An open-ended question like "How do you feel during breastfeeding?" could open the door for discussion with a mother and for reassurance and guidance if needed. A proactive approach may be important because mothers may fail to report D-MER symptoms to their caregivers. Their reasons may include 1) their sense that it is not psychological, 2) their belief that anyone they tell will automatically urge counseling or antidepressants as a solution, 3) embarrassment at not having the positive feelings they were "supposed" to have, and 4) their fear that no one else has this odd reaction to breastfeeding. Alerting new mothers to the existence of D-MER allows sufferers - known and unknown - to connect with other D-MER mothers and to feel more at ease with their unusual reaction to breastfeeding. Modest comfort measures such as distraction, music, or aromatherapy may also help. Only about five percent of respondents so far have expressed interest in pursuing a prescription option, though it is helpful to know that such options may exist.
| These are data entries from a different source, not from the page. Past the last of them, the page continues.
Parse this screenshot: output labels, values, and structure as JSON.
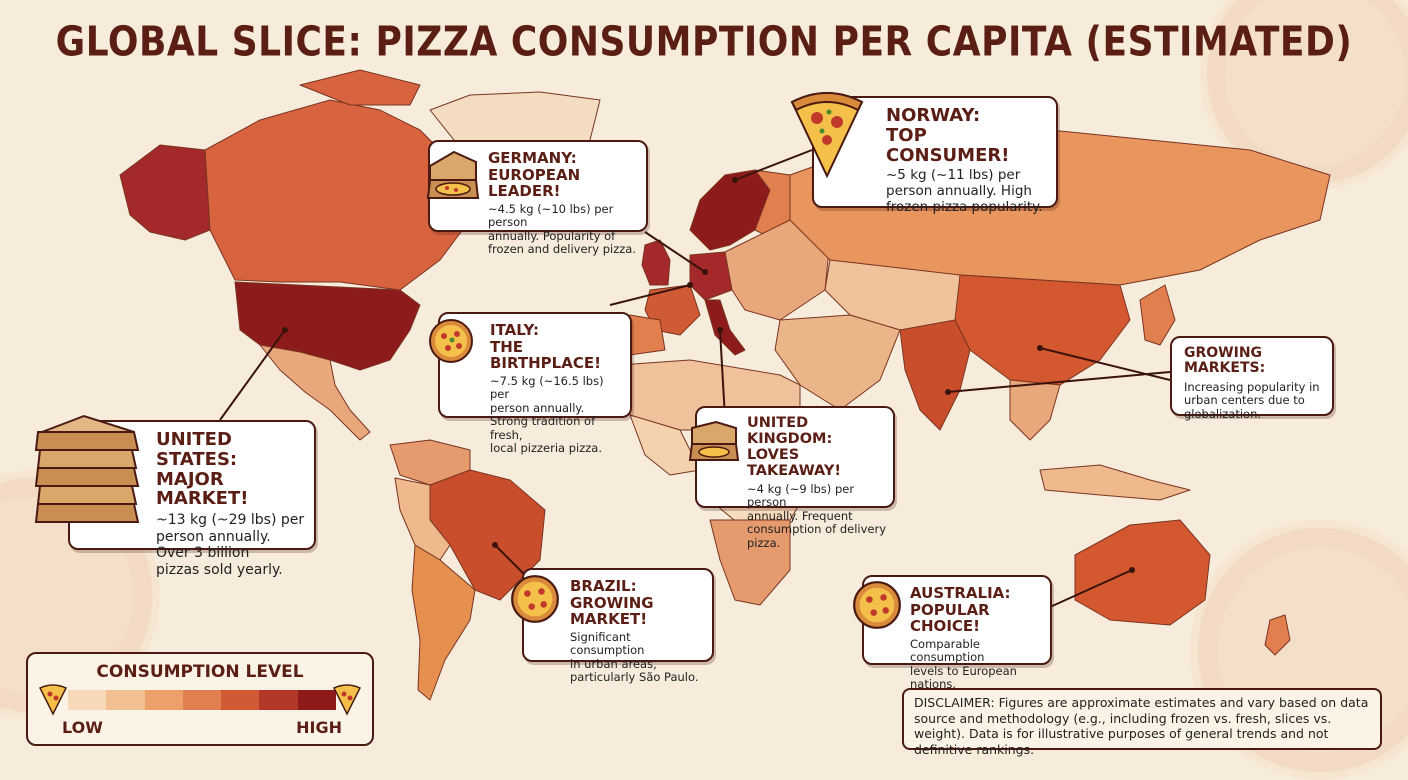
{
  "title": "GLOBAL SLICE: PIZZA CONSUMPTION PER CAPITA (ESTIMATED)",
  "colors": {
    "background": "#f7ecdc",
    "low": "#f6d9b8",
    "high": "#8e1b1b",
    "outline": "#4a1a12"
  },
  "legend": {
    "title": "CONSUMPTION LEVEL",
    "low_label": "LOW",
    "high_label": "HIGH",
    "scale_colors": [
      "#f6d9b8",
      "#f2c093",
      "#eda06a",
      "#e27f4e",
      "#cf5a34",
      "#b2382a",
      "#8e1b1b"
    ]
  },
  "callouts": {
    "norway": {
      "heading": [
        "NORWAY:",
        "TOP CONSUMER!"
      ],
      "body": [
        "~5 kg (~11 lbs) per",
        "person annually. High",
        "frozen pizza popularity."
      ],
      "icon": "pizza-slice-icon"
    },
    "germany": {
      "heading": [
        "GERMANY:",
        "EUROPEAN LEADER!"
      ],
      "body": [
        "~4.5 kg (~10 lbs) per person",
        "annually. Popularity of",
        "frozen and delivery pizza."
      ],
      "icon": "pizza-box-icon"
    },
    "italy": {
      "heading": [
        "ITALY:",
        "THE BIRTHPLACE!"
      ],
      "body": [
        "~7.5 kg (~16.5 lbs) per",
        "person annually.",
        "Strong tradition of fresh,",
        "local pizzeria pizza."
      ],
      "icon": "whole-pizza-icon"
    },
    "uk": {
      "heading": [
        "UNITED KINGDOM:",
        "LOVES TAKEAWAY!"
      ],
      "body": [
        "~4 kg (~9 lbs) per person",
        "annually. Frequent",
        "consumption of delivery",
        "pizza."
      ],
      "icon": "pizza-box-icon"
    },
    "us": {
      "heading": [
        "UNITED STATES:",
        "MAJOR MARKET!"
      ],
      "body": [
        "~13 kg (~29 lbs) per",
        "person annually.",
        "Over 3 billion",
        "pizzas sold yearly."
      ],
      "icon": "stacked-pizza-boxes-icon"
    },
    "brazil": {
      "heading": [
        "BRAZIL:",
        "GROWING MARKET!"
      ],
      "body": [
        "Significant consumption",
        "in urban areas,",
        "particularly São Paulo."
      ],
      "icon": "whole-pizza-icon"
    },
    "growing": {
      "heading": [
        "GROWING MARKETS:"
      ],
      "body": [
        "Increasing popularity in",
        "urban centers due to",
        "globalization."
      ]
    },
    "australia": {
      "heading": [
        "AUSTRALIA:",
        "POPULAR CHOICE!"
      ],
      "body": [
        "Comparable consumption",
        "levels to European",
        "nations."
      ],
      "icon": "whole-pizza-icon"
    }
  },
  "disclaimer": "DISCLAIMER: Figures are approximate estimates and vary based on data source and methodology (e.g., including frozen vs. fresh, slices vs. weight). Data is for illustrative purposes of general trends and not definitive rankings."
}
D-MER mothers have the same emotional peaks and valleys that every mother has. They recognize that this is somehow different. These mothers serve as a reminder to us all that we do not yet have a complete understanding of human lactation.

"If you read Harry Potter they talk about the creatures that suck the soul out of you and when they are around it makes you cold and you start to focus on negative things and fall into this abyss of negative thoughts - that is how D-MER was for me at times. I hope the research you are doing helps you come to some conclusions. Please let me know if there is anything else I can do."

Consent

AH served as both research subject and co-author; this paper serves as her informed consent for publication of this case report. A copy of a written consent is available for review by the Editor-in-Chief of this journal.

Competing interests

AH is the webmaster for http://d-mer.org webcite. DW has no competing interests.

Authors' contributions

AH was the primary provider of data, contacts with "D-MER mothers," and insights into D-MER's variations and consequences; DW was the primary source of professional contacts and writing. Each considers herself extremely fortunate to have found the other. Both authors have read and approved the final manuscript.

Acknowledgements

The authors thank Kent Berridge, Jayne Charlamb, Donna Geddes, Tom Hale, Kathleen Kendall-Tackett, Lisa Marasco, Jesse Pack, Nancy Williams, Kirsten Uvnäs Moberg, and the many "D-MER mothers" for their insights, without which D-MER might still be a problem with no starting point for cause or treatment.